История Общество

Родина любимая моя… Из воспоминаний Владислава Киселева о Добринке его детства и юности

Читайте нас в

ПАТРИОТ МАЛОЙ РОДИНЫ

Владислав Константинович Киселев, которому в октябре этого года исполнится 95 лет, относится к поколению советских людей, для которых понятие «патриотизм» не пустое слово. В этом убеждаешься, прочитав его многостраничную книгу «Автобиография». Главное место в ней отведено воспоминаниям, в том числе о годах, проведенных в детстве и юности в милой ему Добринке. Здесь он окончил Чуевскую среднюю школу, приобрел первые трудовые навыки.

Получив аттестат зрелости, Владислав отправился на учебу в Москву, в институт. Перед отъездом родственники и близкие будущему студенту люди собрали ему самое необходимое: кто-то принес шапку с собственной головы, кто-то ботинки, пусть и поношенные… Сообща наскребли деньжонок на билет и на первое время нахождения в столице. Семья Киселева жила бедно, как и большинство других, но стремление выручить друг друга в трудной ситуации было тогда присуще многим. Чувство благодарности за ту помощь не угасает во Владиславе Константиновиче по сей день.

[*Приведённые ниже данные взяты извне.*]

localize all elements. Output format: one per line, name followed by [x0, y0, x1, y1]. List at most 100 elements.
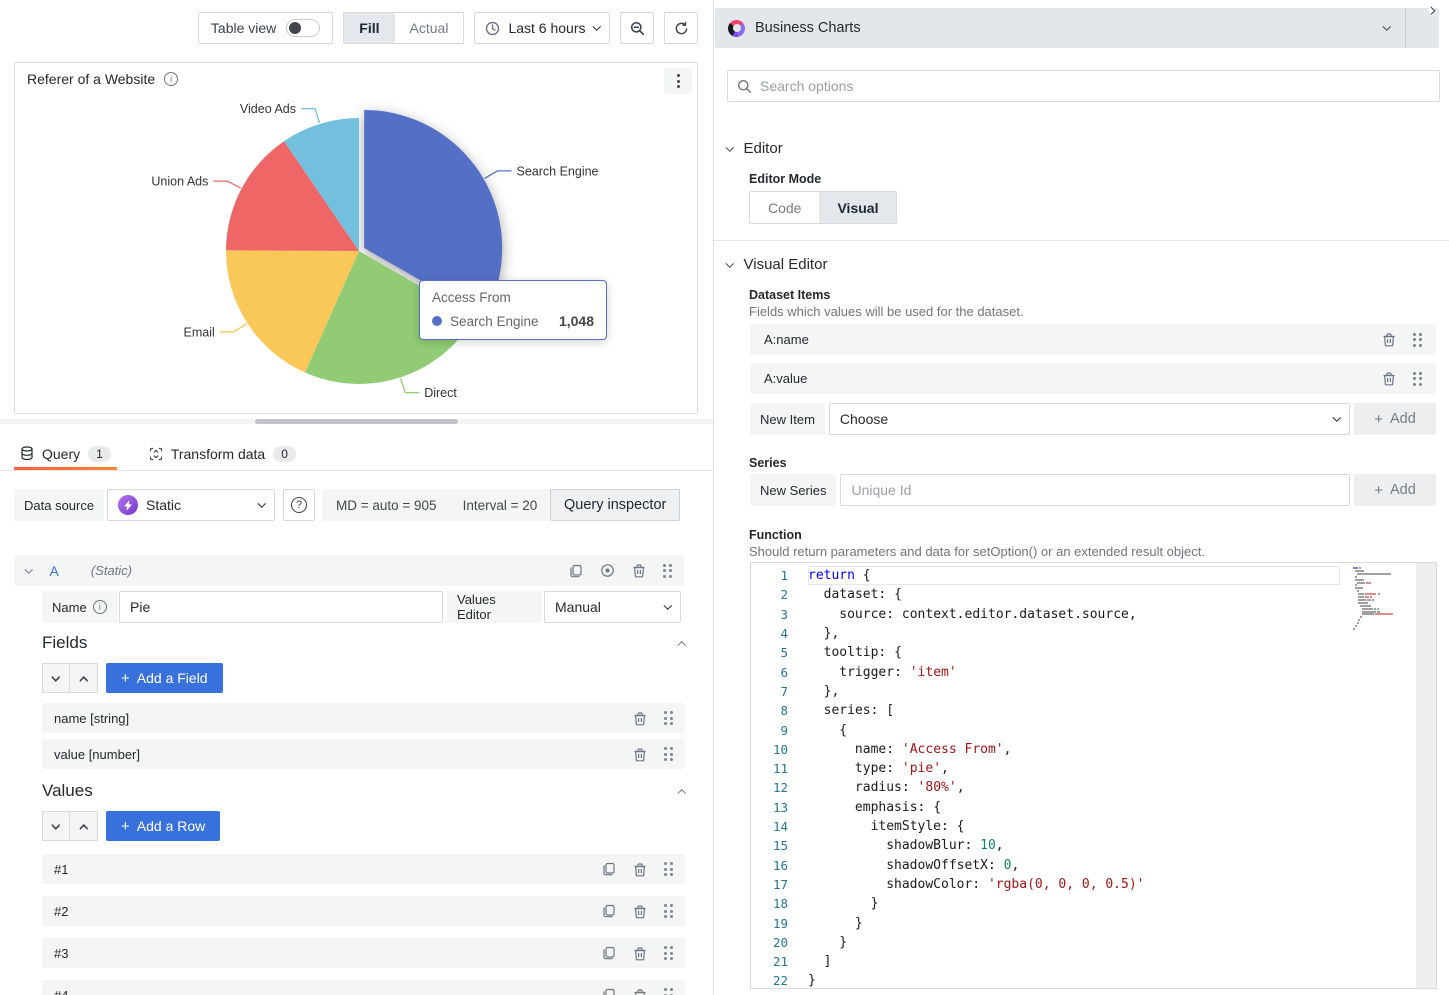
dataset-item-row[interactable]: A:value — [750, 363, 1436, 394]
time-range-picker[interactable]: Last 6 hours — [474, 12, 610, 44]
code-line[interactable]: 6trigger: 'item' — [751, 663, 1436, 682]
code-line[interactable]: 13emphasis: { — [751, 798, 1436, 817]
code-line[interactable]: 3source: context.editor.dataset.source, — [751, 605, 1436, 624]
editor-mode-visual[interactable]: Visual — [819, 192, 896, 223]
value-row[interactable]: #2 — [42, 896, 685, 926]
delete-query-button[interactable] — [632, 563, 646, 578]
copy-row-button[interactable] — [602, 988, 616, 995]
delete-row-button[interactable] — [633, 988, 647, 995]
copy-row-button[interactable] — [602, 946, 616, 960]
options-search-input[interactable] — [760, 78, 1430, 94]
code-line[interactable]: 16shadowOffsetX: 0, — [751, 856, 1436, 875]
collapse-all-button[interactable] — [42, 811, 70, 841]
expand-all-button[interactable] — [70, 811, 98, 841]
code-line[interactable]: 21] — [751, 952, 1436, 971]
code-line[interactable]: 15shadowBlur: 10, — [751, 836, 1436, 855]
minimap[interactable] — [1351, 567, 1411, 687]
hide-response-button[interactable] — [600, 563, 615, 578]
delete-field-button[interactable] — [633, 747, 647, 762]
query-name-input[interactable] — [119, 591, 443, 623]
options-search[interactable] — [727, 70, 1440, 102]
drag-handle[interactable] — [1413, 333, 1422, 347]
collapse-all-button[interactable] — [42, 663, 70, 693]
code-line[interactable]: 14itemStyle: { — [751, 817, 1436, 836]
tooltip-series-name: Access From — [432, 290, 594, 305]
delete-dataset-item-button[interactable] — [1382, 371, 1396, 386]
collapse-icon[interactable] — [677, 790, 685, 798]
refresh-button[interactable] — [664, 12, 698, 44]
query-inspector-button[interactable]: Query inspector — [550, 489, 680, 521]
add-series-button[interactable]: Add — [1354, 474, 1436, 506]
tab-query[interactable]: Query 1 — [14, 437, 117, 470]
chevron-down-icon — [1332, 414, 1340, 422]
code-line[interactable]: 8series: [ — [751, 701, 1436, 720]
panel-menu-button[interactable] — [664, 68, 692, 94]
table-view-toggle[interactable] — [286, 19, 320, 37]
code-line[interactable]: 20} — [751, 933, 1436, 952]
code-line[interactable]: 10name: 'Access From', — [751, 740, 1436, 759]
horizontal-scrollbar-thumb[interactable] — [255, 419, 458, 424]
visualization-picker[interactable]: Business Charts — [715, 8, 1439, 48]
editor-section-header[interactable]: Editor — [727, 140, 783, 157]
drag-handle[interactable] — [664, 946, 673, 960]
code-line[interactable]: 9{ — [751, 720, 1436, 739]
delete-field-button[interactable] — [633, 711, 647, 726]
code-line[interactable]: 4}, — [751, 624, 1436, 643]
pie-chart: Search EngineDirectEmailUnion AdsVideo A… — [15, 93, 699, 413]
code-line[interactable]: 22} — [751, 971, 1436, 989]
pie-label-line — [401, 378, 420, 392]
tab-transform-data[interactable]: Transform data 0 — [143, 437, 302, 470]
expand-all-button[interactable] — [70, 663, 98, 693]
datasource-help-button[interactable] — [283, 489, 315, 521]
fill-actual-group: Fill Actual — [343, 12, 464, 44]
values-editor-select[interactable]: Manual — [544, 591, 681, 623]
delete-dataset-item-button[interactable] — [1382, 332, 1396, 347]
copy-row-button[interactable] — [602, 904, 616, 918]
add-field-button[interactable]: Add a Field — [106, 663, 223, 693]
delete-row-button[interactable] — [633, 904, 647, 919]
query-row-header[interactable]: A (Static) — [14, 555, 684, 586]
delete-row-button[interactable] — [633, 946, 647, 961]
new-series-input[interactable] — [840, 474, 1350, 506]
value-row[interactable]: #1 — [42, 854, 685, 884]
code-line[interactable]: 7}, — [751, 682, 1436, 701]
code-line[interactable]: 11type: 'pie', — [751, 759, 1436, 778]
drag-handle[interactable] — [664, 711, 673, 725]
collapse-icon[interactable] — [677, 642, 685, 650]
editor-scrollbar[interactable] — [1416, 563, 1436, 988]
code-line[interactable]: 2dataset: { — [751, 585, 1436, 604]
copy-row-button[interactable] — [602, 862, 616, 876]
drag-handle[interactable] — [664, 904, 673, 918]
new-item-select[interactable]: Choose — [829, 403, 1350, 435]
drag-handle[interactable] — [1413, 372, 1422, 386]
drag-handle[interactable] — [664, 862, 673, 876]
code-line[interactable]: 18} — [751, 894, 1436, 913]
actual-option[interactable]: Actual — [395, 13, 464, 43]
drag-handle[interactable] — [664, 988, 673, 995]
function-code-editor[interactable]: 1return {2dataset: {3source: context.edi… — [750, 562, 1437, 989]
duplicate-query-button[interactable] — [569, 564, 583, 578]
dataset-items-description: Fields which values will be used for the… — [749, 304, 1024, 319]
fill-option[interactable]: Fill — [344, 13, 394, 43]
drag-handle[interactable] — [663, 564, 672, 578]
code-line[interactable]: 12radius: '80%', — [751, 778, 1436, 797]
code-line[interactable]: 5tooltip: { — [751, 643, 1436, 662]
value-row[interactable]: #3 — [42, 938, 685, 968]
field-row[interactable]: name [string] — [42, 703, 685, 733]
dataset-item-row[interactable]: A:name — [750, 324, 1436, 355]
editor-mode-code[interactable]: Code — [750, 192, 819, 223]
double-chevron-up-icon — [81, 825, 87, 828]
add-dataset-item-button[interactable]: Add — [1354, 403, 1436, 435]
code-line[interactable]: 17shadowColor: 'rgba(0, 0, 0, 0.5)' — [751, 875, 1436, 894]
field-row[interactable]: value [number] — [42, 739, 685, 769]
collapse-options-button[interactable] — [1406, 8, 1439, 48]
datasource-picker[interactable]: Static — [107, 489, 275, 521]
delete-row-button[interactable] — [633, 862, 647, 877]
value-row[interactable]: #4 — [42, 980, 685, 995]
zoom-out-button[interactable] — [620, 12, 654, 44]
add-row-button[interactable]: Add a Row — [106, 811, 220, 841]
visual-editor-section-header[interactable]: Visual Editor — [727, 256, 827, 273]
code-line[interactable]: 1return { — [751, 566, 1436, 585]
drag-handle[interactable] — [664, 747, 673, 761]
code-line[interactable]: 19} — [751, 913, 1436, 932]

— Свою малую родину он любит особой, трепетной любовью, — утверждает хорошо знающий автора книги журналист Валерий Николаевич Волокитин. — Часто звонит, интересуется: «Что в Добринке нового? Как обстановка?» С удовольствием знакомится с содержанием присылаемой ему нашей газеты. За всю взрослую жизнь не было, пожалуй, такого года, чтобы он засиделся в Москве. Его душа буквально рвется в родные пенаты. В последний раз, несмотря на возраст, почти ослепший, в сопровождении верного друга и помощницы — жены Риммы Александровны он побывал у нас несколько лет назад.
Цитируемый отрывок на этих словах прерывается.